PEIA will need an additional $376.5 million by FY 2027, she said, and if no solution is found it would require a 54.1% premium hike.

Allen said both the governor’s and the Senate’s tax-reduction plans favor the rich over the poor and middle class.

As Brad McElhinny has reported, the Senate plan starts with a 15% decrease in personal income tax. In out years, a 105% improvement of sales tax revenue over the previous year would trigger additional income tax cuts.

The plan also includes elimination of the “marriage penalty,” a rebate for the payment of taxes on vehicles, a homestead real property tax rebate for 90% to 100% service-disabled military veterans and a 50% rebate for the payment of equipment and inventory taxes paid by West Virginia small businesses.

Both the governor’s and Senate’s plans reduce income taxes proportionally. The Center criticizes that approach because lower income brackets pay in less and therefore see less of a return in terms of real dollars. Under the governor’s plan, the lowest 20% of earners net only $48 while the top 1% nets $23,583.

Under the Senate plan, she said, the bottom 80% of earners receive just 19% of the total tax cut benefits; the top 20% get 37%; 24% goes to corporate and business tax cuts; and 20% goes to the vehicle tax rebates.

The Center has some alternative ideas on how to use surplus funds, if they exist, Allen aid.

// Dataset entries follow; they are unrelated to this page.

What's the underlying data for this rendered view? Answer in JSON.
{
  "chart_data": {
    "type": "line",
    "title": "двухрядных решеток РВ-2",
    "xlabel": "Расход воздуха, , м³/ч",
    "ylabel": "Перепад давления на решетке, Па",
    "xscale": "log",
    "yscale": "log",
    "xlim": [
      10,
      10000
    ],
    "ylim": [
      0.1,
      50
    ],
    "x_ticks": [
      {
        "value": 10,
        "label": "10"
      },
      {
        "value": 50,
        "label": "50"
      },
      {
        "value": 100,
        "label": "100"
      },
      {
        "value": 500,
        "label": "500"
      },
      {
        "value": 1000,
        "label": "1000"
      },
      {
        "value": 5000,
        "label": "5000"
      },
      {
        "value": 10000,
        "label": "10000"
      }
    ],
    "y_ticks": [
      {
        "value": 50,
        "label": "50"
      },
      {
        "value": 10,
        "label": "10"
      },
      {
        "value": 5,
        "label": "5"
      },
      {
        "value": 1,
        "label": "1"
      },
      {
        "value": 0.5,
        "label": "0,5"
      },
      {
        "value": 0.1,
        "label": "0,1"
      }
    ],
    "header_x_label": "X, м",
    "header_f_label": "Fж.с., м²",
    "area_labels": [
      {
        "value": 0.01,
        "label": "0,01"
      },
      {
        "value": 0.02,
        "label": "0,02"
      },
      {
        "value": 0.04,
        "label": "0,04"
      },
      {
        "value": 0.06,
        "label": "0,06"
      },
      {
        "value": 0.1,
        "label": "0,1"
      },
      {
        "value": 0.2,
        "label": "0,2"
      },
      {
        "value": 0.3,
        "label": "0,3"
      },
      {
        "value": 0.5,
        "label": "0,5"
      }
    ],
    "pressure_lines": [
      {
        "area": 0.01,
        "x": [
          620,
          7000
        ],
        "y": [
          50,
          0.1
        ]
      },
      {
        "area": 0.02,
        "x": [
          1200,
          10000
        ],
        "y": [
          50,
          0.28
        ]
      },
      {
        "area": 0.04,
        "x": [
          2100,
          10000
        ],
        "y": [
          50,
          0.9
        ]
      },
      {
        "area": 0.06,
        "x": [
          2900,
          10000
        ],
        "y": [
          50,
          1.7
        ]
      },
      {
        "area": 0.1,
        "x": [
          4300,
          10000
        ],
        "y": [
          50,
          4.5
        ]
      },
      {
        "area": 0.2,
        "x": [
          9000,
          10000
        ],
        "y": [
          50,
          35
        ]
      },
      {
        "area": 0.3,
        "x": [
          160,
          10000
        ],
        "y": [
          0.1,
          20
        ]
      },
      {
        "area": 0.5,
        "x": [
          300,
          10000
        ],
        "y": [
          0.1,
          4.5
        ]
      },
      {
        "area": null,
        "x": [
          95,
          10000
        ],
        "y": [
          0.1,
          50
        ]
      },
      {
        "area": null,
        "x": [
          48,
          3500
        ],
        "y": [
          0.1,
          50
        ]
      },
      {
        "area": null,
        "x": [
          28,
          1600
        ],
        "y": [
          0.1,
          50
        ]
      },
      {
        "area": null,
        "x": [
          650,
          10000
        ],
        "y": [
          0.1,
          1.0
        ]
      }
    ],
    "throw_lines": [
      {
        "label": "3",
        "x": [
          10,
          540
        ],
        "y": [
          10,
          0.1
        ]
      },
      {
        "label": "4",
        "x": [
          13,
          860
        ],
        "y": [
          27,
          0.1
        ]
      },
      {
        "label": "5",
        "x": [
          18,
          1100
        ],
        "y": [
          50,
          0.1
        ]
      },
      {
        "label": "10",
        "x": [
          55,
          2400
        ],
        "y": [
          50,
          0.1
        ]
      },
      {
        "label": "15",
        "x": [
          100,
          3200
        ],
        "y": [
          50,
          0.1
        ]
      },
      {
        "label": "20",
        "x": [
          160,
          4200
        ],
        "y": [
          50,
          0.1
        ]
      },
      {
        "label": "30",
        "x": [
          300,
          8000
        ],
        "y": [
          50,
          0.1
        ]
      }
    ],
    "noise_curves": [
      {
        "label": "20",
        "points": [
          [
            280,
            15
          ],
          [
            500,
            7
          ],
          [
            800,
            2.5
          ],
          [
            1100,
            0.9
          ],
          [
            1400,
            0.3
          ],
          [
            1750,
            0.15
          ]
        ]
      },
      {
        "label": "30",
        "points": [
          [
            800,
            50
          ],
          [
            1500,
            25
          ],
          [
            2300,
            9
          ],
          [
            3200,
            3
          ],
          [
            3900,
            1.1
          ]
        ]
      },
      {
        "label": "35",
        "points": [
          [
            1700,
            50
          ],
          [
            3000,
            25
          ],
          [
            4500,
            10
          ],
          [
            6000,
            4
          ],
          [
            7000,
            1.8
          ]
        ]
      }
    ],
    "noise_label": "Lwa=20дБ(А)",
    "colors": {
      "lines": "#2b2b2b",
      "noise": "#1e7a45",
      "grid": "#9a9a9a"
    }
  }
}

The governor’s tax plan would cost the state budget $1.493 billion in FY 2026. The Center’s proposals would cost $1.438 billion.

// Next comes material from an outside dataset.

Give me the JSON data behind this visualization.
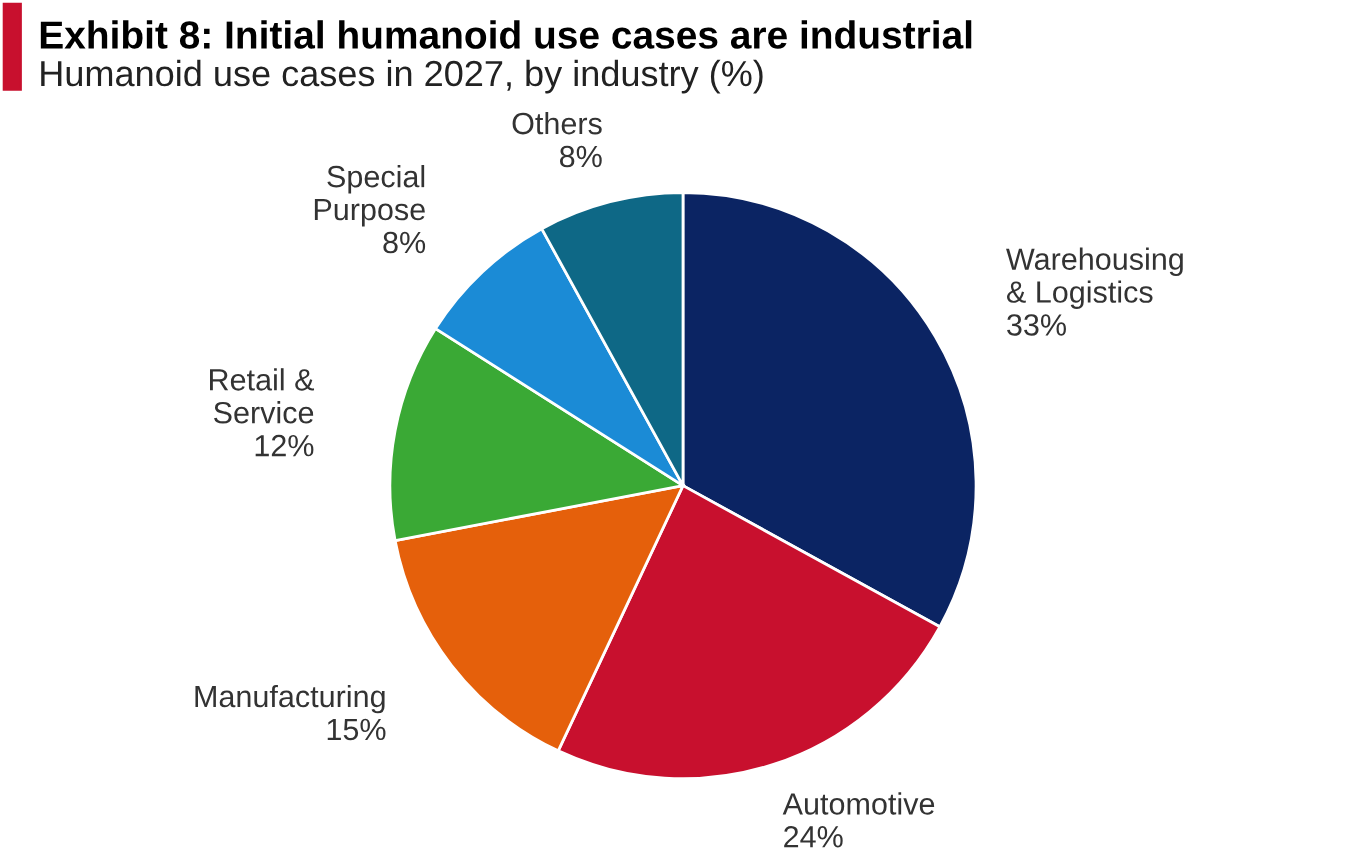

The Center’s proposal: A child tax credit of $1,000 per child, for $350 million; close the PEIA shortfall to avoid premium increases, $376 million; a 10% state employee pay hike, $230 million; job training, $150 million (Allen noted that despite a series of corporate tax cuts designed to lure businesses and create jobs, West Virginia had the nation’s lowest job-growth rate for the decade 2009-2019); free, four-year in-state tuition, $125 million; paid leave for all state workers, $150 million; child-care subsidies for 10,000 children, $57 million.

Allen made it clear that she doesn’t think the state should really spend that because the surplus is only a mirage. “I do think it’s interesting to see what we could do for the cost.”